Mum myself and brother moved back to London around 1980. My mum had been working hard to get well and was getting better by this time but the relationship between me and her was broken. I felt snubbed by her at every turn. And the relationship between my brother and myself was sporadic and unpredictable.

Sadly, the problems didn’t stop at home. I was picked on relentlessly in the last two years of school and right up until the last day I would get followed home by four chanting bullies. On the last day, I turned round and just told them to grow the fxxk up. I felt able to do that because I knew I wasn’t going to be trapped in the same environment day in day out. Once I’d done it, I felt I had lost out so much by not doing it earlier. Buy hey, hindsight.

My relationship with Mum got worse and was particularly bad when she had a partner who was a control freak. My life was a living hell.

I moved to Birkenhead to my Nan’s and was then moved to an aunt’s place and then to an uncle’s house. Wherever I was, I found it difficult to stay there as I couldn’t sign on and was finding it hard to find work.
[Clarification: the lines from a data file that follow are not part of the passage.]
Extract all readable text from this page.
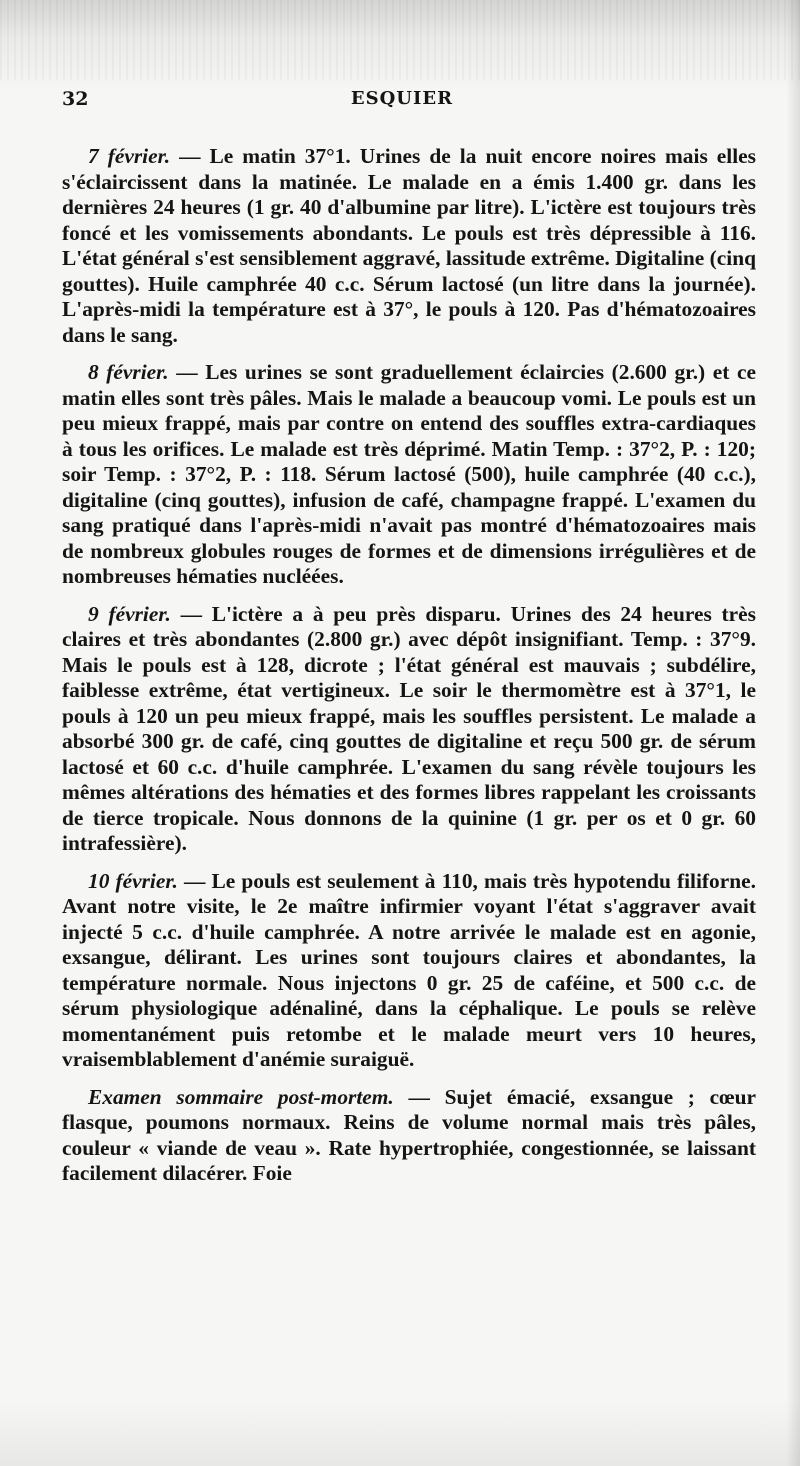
32	ESQUIER

7 février. — Le matin 37°1. Urines de la nuit encore noires mais elles s'éclaircissent dans la matinée. Le malade en a émis 1.400 gr. dans les dernières 24 heures (1 gr. 40 d'albumine par litre). L'ictère est toujours très foncé et les vomissements abondants. Le pouls est très dépressible à 116. L'état général s'est sensiblement aggravé, lassitude extrême. Digitaline (cinq gouttes). Huile camphrée 40 c.c. Sérum lactosé (un litre dans la journée). L'après-midi la température est à 37°, le pouls à 120. Pas d'hématozoaires dans le sang.

8 février. — Les urines se sont graduellement éclaircies (2.600 gr.) et ce matin elles sont très pâles. Mais le malade a beaucoup vomi. Le pouls est un peu mieux frappé, mais par contre on entend des souffles extra-cardiaques à tous les orifices. Le malade est très déprimé. Matin Temp. : 37°2, P. : 120; soir Temp. : 37°2, P. : 118. Sérum lactosé (500), huile camphrée (40 c.c.), digitaline (cinq gouttes), infusion de café, champagne frappé. L'examen du sang pratiqué dans l'après-midi n'avait pas montré d'hématozoaires mais de nombreux globules rouges de formes et de dimensions irrégulières et de nombreuses hématies nucléées.

9 février. — L'ictère a à peu près disparu. Urines des 24 heures très claires et très abondantes (2.800 gr.) avec dépôt insignifiant. Temp. : 37°9. Mais le pouls est à 128, dicrote ; l'état général est mauvais ; subdélire, faiblesse extrême, état vertigineux. Le soir le thermomètre est à 37°1, le pouls à 120 un peu mieux frappé, mais les souffles persistent. Le malade a absorbé 300 gr. de café, cinq gouttes de digitaline et reçu 500 gr. de sérum lactosé et 60 c.c. d'huile camphrée. L'examen du sang révèle toujours les mêmes altérations des hématies et des formes libres rappelant les croissants de tierce tropicale. Nous donnons de la quinine (1 gr. per os et 0 gr. 60 intrafessière).

10 février. — Le pouls est seulement à 110, mais très hypotendu filiforne. Avant notre visite, le 2e maître infirmier voyant l'état s'aggraver avait injecté 5 c.c. d'huile camphrée. A notre arrivée le malade est en agonie, exsangue, délirant. Les urines sont toujours claires et abondantes, la température normale. Nous injectons 0 gr. 25 de caféine, et 500 c.c. de sérum physiologique adénaliné, dans la céphalique. Le pouls se relève momentanément puis retombe et le malade meurt vers 10 heures, vraisemblablement d'anémie suraiguë.

Examen sommaire post-mortem. — Sujet émacié, exsangue ; cœur flasque, poumons normaux. Reins de volume normal mais très pâles, couleur « viande de veau ». Rate hypertrophiée, congestionnée, se laissant facilement dilacérer. Foie
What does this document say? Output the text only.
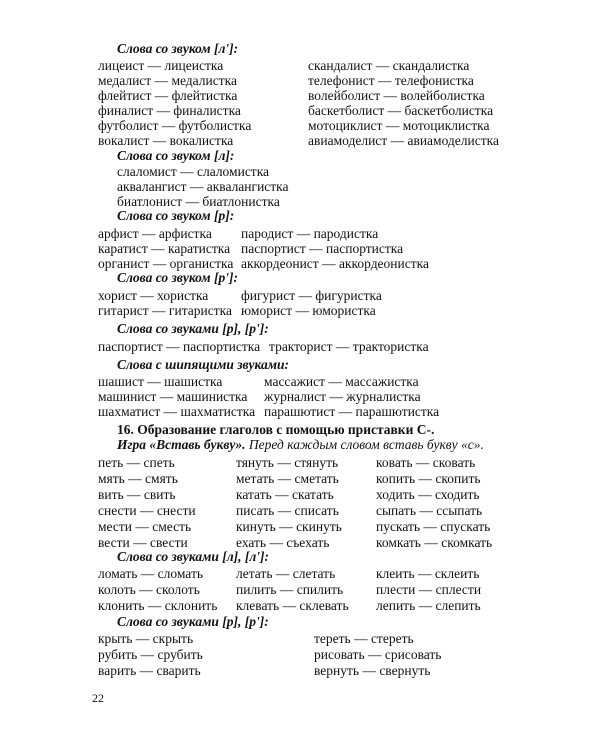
Слова со звуком [л']:
лицеист — лицеистка
медалист — медалистка
флейтист — флейтистка
финалист — финалистка
футболист — футболистка
вокалист — вокалистка
скандалист — скандалистка
телефонист — телефонистка
волейболист — волейболистка
баскетболист — баскетболистка
мотоциклист — мотоциклистка
авиамоделист — авиамоделистка
Слова со звуком [л]:
слаломист — слаломистка
аквалангист — аквалангистка
биатлонист — биатлонистка
Слова со звуком [р]:
арфист — арфистка
каратист — каратистка
органист — органистка
пародист — пародистка
паспортист — паспортистка
аккордеонист — аккордеонистка
Слова со звуком [р']:
хорист — хористка
гитарист — гитаристка
фигурист — фигуристка
юморист — юмористка
Слова со звуками [р], [р']:
паспортист — паспортистка тракторист — трактористка
Слова с шипящими звуками:
шашист — шашистка
машинист — машинистка
шахматист — шахматистка
массажист — массажистка
журналист — журналистка
парашютист — парашютистка
16. Образование глаголов с помощью приставки С-.
Игра «Вставь букву». Перед каждым словом вставь букву «с».
петь — спеть
мять — смять
вить — свить
снести — снести
мести — сместь
вести — свести
тянуть — стянуть
метать — сметать
катать — скатать
писать — списать
кинуть — скинуть
ехать — съехать
ковать — сковать
копить — скопить
ходить — сходить
сыпать — ссыпать
пускать — спускать
комкать — скомкать
Слова со звуками [л], [л']:
ломать — сломать
колоть — сколоть
клонить — склонить
летать — слетать
пилить — спилить
клевать — склевать
клеить — склеить
плести — сплести
лепить — слепить
Слова со звуками [р], [р']:
крыть — скрыть
рубить — срубить
варить — сварить
тереть — стереть
рисовать — срисовать
вернуть — свернуть
22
So, in the end I moved back my Dad’s house in Luton.

I applied for the army and got in and I felt like things were finally looking up after lifetime of never being accepted for anything I ever wanted to do. Like at school I wanted to do mechanics, not home economics and German not French!

I was 17 by then and starting to make friends and go out and live.
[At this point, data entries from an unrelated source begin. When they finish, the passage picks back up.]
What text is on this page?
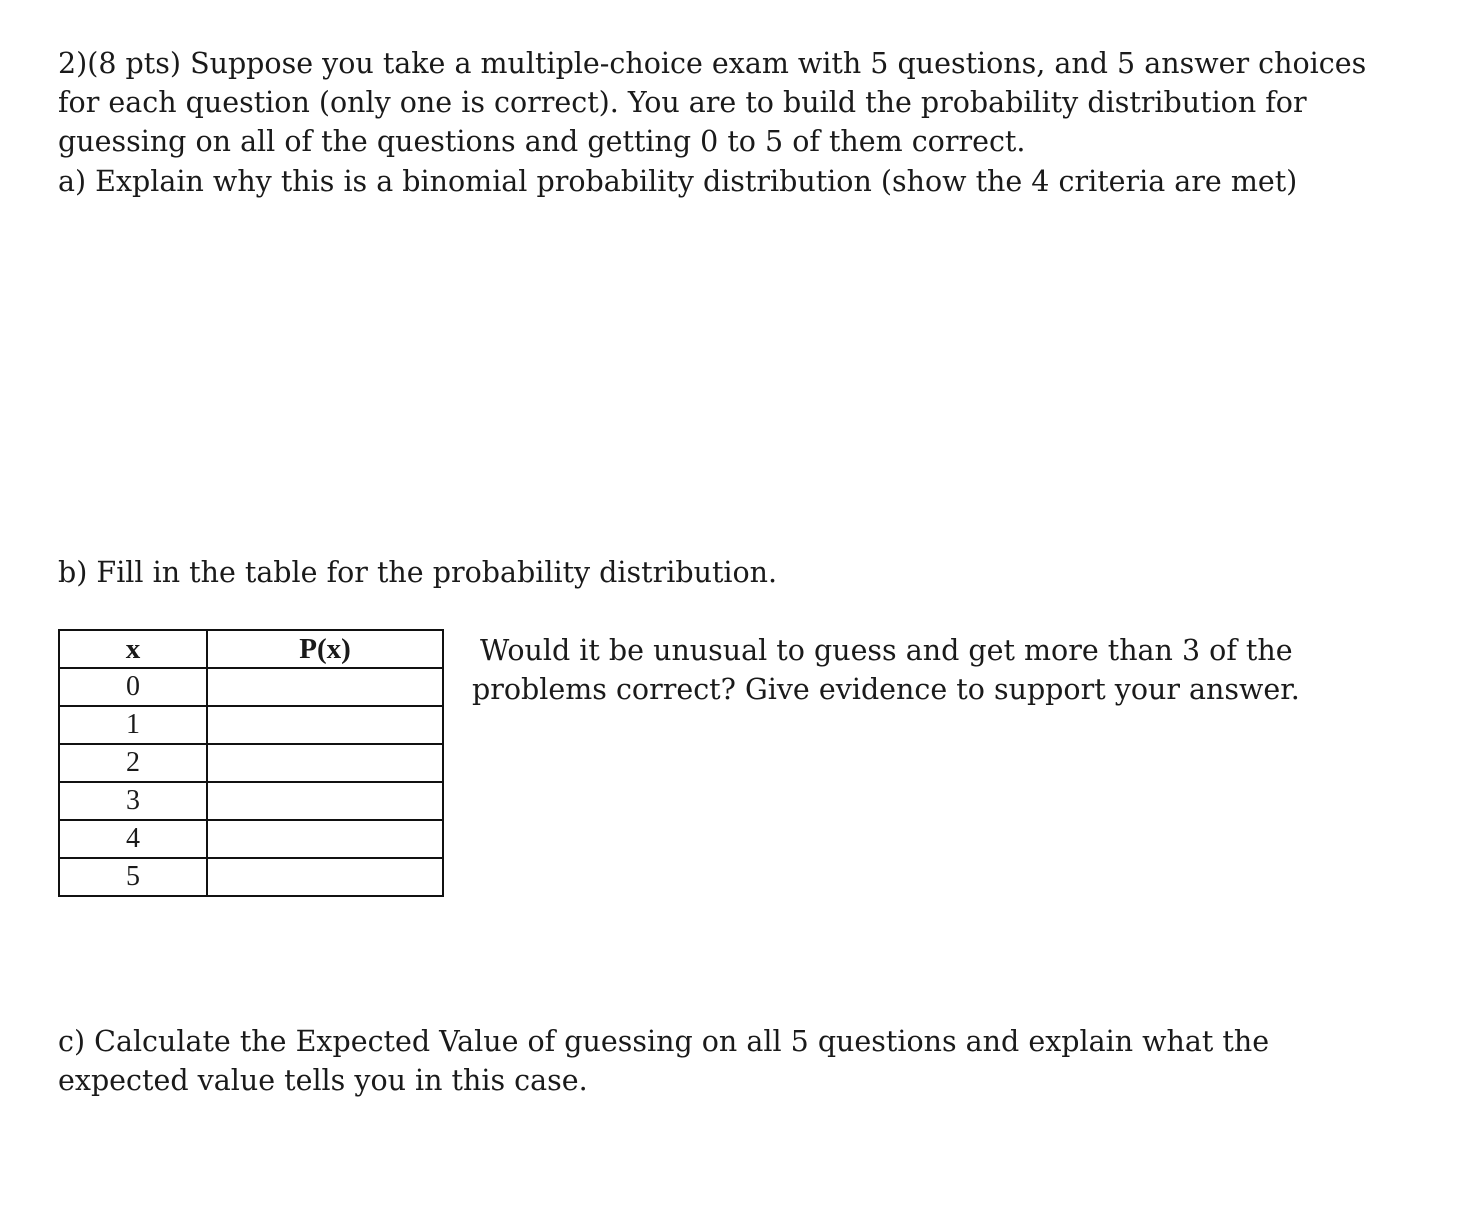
2)(8 pts) Suppose you take a multiple-choice exam with 5 questions, and 5 answer choices
for each question (only one is correct). You are to build the probability distribution for
guessing on all of the questions and getting 0 to 5 of them correct.
a) Explain why this is a binomial probability distribution (show the 4 criteria are met)
b) Fill in the table for the probability distribution.
x	P(x)
0	
1	
2	
3	
4	
5	
Would it be unusual to guess and get more than 3 of the
problems correct? Give evidence to support your answer.
c) Calculate the Expected Value of guessing on all 5 questions and explain what the
expected value tells you in this case.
This was not to last however. I met someone on one of my weekends out and things went from bad to worse quite quickly. He was a glue-sniffer but I didn’t know that until I was “in love.” Not that I was a total stranger to addiction myself as I’d already become a binge drinker although I wasn’t aware of that at the time.

I tried a few times to end that relationship especially after he attempted to strangle me one time, but everyone around me that should have protected me, including my Dad, convinced me to stay with him. My only way out was to move back to London.

So there I was, a 17-year-old girl with no job and nowhere to call home. And that’s how my adult life started out.